Merveille que ce geste du Christ imprimé lors du dernier repas et qui reste inépuisable. A quelques heures de son offrande totale par amour pour nous, Il prend ces simples choses que sont le pain et le vin, fruits de la terre et du travail des hommes, pour en faire son Corps et son Sang. L’ordinaire de la vie devient l’extraordinaire de la vie en Dieu. Par des aliments du quotidien, le Christ s’offre à nous pour être mangé. Il nous permet alors de rendre présente la mémoire de sa vie, de sa mort et de sa résurrection dans l’attente de son retour glorieux. C’est le repas des messagers de la Bonne Nouvelle.

Toute Eucharistie nous ouvre vers l’aujourd’hui de la présence de Dieu, et nous relie à toute l’histoire de l’humanité qui accueille et s’émerveille de cette proximité de Dieu rendue présente par le repas eucharistique.

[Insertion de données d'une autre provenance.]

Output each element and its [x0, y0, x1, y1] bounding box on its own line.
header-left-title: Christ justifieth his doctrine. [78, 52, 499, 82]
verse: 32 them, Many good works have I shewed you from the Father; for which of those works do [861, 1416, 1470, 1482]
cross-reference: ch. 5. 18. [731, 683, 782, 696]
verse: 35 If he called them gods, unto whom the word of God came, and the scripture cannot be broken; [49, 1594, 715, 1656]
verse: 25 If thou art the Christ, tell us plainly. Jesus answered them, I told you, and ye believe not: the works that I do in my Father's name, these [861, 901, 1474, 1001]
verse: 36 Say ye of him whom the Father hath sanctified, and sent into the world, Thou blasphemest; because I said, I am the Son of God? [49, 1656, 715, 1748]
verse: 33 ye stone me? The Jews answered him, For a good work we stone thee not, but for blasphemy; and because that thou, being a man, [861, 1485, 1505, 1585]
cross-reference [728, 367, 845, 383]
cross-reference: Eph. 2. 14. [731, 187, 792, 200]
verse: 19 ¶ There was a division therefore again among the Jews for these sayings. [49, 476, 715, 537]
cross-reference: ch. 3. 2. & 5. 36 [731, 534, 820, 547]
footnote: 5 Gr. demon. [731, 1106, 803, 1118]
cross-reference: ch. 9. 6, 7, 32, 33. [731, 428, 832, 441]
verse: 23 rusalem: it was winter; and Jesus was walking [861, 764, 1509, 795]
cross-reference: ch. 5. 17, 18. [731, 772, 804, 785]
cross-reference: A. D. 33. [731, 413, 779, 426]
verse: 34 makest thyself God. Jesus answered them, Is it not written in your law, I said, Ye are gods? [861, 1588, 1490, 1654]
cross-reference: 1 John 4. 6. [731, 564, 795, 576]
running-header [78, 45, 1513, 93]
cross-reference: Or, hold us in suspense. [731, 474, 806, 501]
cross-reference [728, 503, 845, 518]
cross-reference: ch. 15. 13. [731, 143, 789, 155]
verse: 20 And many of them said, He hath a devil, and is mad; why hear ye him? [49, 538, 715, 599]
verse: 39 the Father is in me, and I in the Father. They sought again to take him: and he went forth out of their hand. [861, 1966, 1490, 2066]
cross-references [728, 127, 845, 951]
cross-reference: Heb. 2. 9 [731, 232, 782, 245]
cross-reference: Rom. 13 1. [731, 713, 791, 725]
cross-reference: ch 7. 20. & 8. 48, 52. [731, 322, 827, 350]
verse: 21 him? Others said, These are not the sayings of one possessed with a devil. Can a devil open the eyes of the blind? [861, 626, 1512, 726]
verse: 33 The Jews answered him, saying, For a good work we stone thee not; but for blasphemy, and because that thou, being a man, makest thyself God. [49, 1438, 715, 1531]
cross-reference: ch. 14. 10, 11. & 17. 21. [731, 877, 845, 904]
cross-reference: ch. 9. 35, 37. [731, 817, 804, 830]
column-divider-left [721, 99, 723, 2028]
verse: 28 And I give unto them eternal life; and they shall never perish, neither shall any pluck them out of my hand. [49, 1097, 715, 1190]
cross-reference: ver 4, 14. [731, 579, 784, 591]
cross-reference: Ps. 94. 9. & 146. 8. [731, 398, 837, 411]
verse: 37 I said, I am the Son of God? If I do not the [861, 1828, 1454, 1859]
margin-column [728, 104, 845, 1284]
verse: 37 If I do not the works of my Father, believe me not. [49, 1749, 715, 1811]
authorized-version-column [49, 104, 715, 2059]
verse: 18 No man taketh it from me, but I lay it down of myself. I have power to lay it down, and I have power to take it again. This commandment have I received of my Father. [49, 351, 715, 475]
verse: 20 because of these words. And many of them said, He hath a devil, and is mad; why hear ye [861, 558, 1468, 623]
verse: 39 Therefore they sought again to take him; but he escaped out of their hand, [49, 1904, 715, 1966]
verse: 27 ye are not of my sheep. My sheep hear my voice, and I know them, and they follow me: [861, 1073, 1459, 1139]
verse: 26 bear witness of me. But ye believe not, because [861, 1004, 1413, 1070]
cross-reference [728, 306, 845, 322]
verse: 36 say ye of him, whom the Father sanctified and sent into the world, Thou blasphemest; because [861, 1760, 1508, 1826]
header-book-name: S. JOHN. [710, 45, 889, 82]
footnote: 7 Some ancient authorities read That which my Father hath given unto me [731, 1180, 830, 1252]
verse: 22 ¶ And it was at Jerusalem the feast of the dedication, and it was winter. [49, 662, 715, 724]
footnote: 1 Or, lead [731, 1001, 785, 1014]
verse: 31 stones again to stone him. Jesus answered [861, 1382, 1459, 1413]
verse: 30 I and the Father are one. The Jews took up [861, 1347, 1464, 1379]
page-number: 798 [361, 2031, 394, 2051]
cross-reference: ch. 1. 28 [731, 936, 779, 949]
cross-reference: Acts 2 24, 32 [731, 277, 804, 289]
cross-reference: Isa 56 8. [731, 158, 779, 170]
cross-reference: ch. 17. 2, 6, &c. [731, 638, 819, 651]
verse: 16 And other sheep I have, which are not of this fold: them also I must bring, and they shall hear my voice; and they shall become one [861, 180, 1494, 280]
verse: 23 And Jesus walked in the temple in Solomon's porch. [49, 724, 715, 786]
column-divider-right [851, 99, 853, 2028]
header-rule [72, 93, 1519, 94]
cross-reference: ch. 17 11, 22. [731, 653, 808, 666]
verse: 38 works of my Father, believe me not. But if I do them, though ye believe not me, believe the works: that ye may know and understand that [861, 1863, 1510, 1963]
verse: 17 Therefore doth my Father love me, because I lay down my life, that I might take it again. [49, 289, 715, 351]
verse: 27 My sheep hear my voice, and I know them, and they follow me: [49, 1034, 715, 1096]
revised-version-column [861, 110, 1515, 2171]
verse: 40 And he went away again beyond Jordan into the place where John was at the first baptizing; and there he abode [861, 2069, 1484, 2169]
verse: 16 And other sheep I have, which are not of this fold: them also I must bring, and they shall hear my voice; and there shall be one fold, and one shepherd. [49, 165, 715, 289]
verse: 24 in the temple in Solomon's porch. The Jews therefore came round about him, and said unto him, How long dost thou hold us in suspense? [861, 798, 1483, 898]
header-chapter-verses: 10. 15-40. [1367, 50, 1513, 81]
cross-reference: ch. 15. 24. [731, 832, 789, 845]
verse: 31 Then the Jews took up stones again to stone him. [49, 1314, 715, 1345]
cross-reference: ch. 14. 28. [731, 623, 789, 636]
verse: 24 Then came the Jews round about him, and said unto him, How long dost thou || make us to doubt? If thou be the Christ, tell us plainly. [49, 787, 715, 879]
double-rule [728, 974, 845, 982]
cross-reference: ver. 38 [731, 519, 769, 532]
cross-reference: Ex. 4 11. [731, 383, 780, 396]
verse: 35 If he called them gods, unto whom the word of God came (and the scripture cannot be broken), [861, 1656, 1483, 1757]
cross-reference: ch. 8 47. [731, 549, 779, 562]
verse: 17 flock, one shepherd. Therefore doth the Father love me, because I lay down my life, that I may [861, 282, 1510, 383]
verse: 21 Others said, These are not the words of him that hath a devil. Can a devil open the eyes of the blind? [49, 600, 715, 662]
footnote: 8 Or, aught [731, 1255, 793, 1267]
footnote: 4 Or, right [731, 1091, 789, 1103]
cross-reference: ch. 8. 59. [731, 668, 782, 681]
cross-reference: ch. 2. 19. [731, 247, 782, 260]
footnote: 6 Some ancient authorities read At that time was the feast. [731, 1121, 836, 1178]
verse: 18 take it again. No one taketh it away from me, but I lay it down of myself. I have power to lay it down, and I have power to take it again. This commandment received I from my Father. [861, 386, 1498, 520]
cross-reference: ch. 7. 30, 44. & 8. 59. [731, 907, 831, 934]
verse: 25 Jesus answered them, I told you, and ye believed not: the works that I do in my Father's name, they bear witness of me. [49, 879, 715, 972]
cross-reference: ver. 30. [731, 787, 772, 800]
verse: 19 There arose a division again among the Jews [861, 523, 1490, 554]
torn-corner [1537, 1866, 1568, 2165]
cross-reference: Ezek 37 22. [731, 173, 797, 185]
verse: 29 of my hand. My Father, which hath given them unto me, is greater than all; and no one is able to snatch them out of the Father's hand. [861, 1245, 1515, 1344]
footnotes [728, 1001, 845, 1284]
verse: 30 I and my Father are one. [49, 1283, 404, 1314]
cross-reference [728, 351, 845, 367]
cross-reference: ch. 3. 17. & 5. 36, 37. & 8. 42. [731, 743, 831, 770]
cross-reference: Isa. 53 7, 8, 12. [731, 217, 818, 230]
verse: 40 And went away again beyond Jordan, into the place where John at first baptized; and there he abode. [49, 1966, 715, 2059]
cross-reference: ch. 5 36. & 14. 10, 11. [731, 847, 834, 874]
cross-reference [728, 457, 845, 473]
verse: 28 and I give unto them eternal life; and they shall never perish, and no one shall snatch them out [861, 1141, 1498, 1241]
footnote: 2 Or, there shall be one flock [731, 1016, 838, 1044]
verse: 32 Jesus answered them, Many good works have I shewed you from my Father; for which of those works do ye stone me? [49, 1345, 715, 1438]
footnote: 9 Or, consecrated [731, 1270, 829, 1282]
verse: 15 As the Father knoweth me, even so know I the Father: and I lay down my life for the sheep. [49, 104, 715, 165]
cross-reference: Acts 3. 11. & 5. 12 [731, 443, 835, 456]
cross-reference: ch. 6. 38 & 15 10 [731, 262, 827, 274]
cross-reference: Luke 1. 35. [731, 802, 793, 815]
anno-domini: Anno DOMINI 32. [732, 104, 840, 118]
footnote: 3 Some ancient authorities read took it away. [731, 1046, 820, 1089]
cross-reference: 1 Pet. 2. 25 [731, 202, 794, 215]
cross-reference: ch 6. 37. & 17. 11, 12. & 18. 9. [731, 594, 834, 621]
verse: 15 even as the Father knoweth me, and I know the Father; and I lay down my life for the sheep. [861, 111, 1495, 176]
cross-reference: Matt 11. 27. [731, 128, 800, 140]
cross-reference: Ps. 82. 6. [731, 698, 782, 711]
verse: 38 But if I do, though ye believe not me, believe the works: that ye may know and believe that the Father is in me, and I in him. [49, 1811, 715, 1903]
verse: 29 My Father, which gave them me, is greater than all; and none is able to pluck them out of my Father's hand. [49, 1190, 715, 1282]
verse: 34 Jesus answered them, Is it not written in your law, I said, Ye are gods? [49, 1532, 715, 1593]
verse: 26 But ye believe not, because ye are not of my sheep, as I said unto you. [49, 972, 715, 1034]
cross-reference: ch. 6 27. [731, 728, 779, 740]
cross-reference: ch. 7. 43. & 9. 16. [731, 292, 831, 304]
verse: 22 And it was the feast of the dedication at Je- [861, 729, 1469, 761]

A chacun de nous est posée ce dimanche cette même question que les deux disciples du Christ adressèrent au propriétaire : « Où est la salle où je pourrai manger la Pâque avec mes disciples ? ». Question que j’aimerais reformuler pour nous aujourd’hui : « As-tu faim de ma vie ? J’ai tellement envie de partager avec toi, avec vous mes disciples d’aujourd’hui ce repas d’Alliance ? Es-tu prêt à répondre dans la joie à cette invitation ? ». C’est faire écho à ce que Julien disait à l’issue de sa maladie : « J’ai faim de Dieu, prépare-moi à la communion ! ». N’attendons pas de tout comprendre du mystère de l’Eucharistie pour nous approcher et recevoir cette nourriture sainte. Même si l’appétit vient à manquer, si notre pauvreté et notre péché freinent notre démarche vers la Sainte Table, rappelons-nous que Dieu en son Fils Jésus s’offre toujours à ceux qui le cherchent, du fond du cœur.

« Je ne suis pas digne de te recevoir, mais dis seulement une parole. » Une parole ? Quelle parole allons-nous entendre aujourd’hui en cette eucharistie qui nous mettra en appétit de Dieu ? Peut-être celle-ci : « Venez, approchez tous de cette table, c’est pour vous que je me suis fait nourriture » dit le Christ. Oui, vraiment, « Heureux les invités au repas du Seigneur ».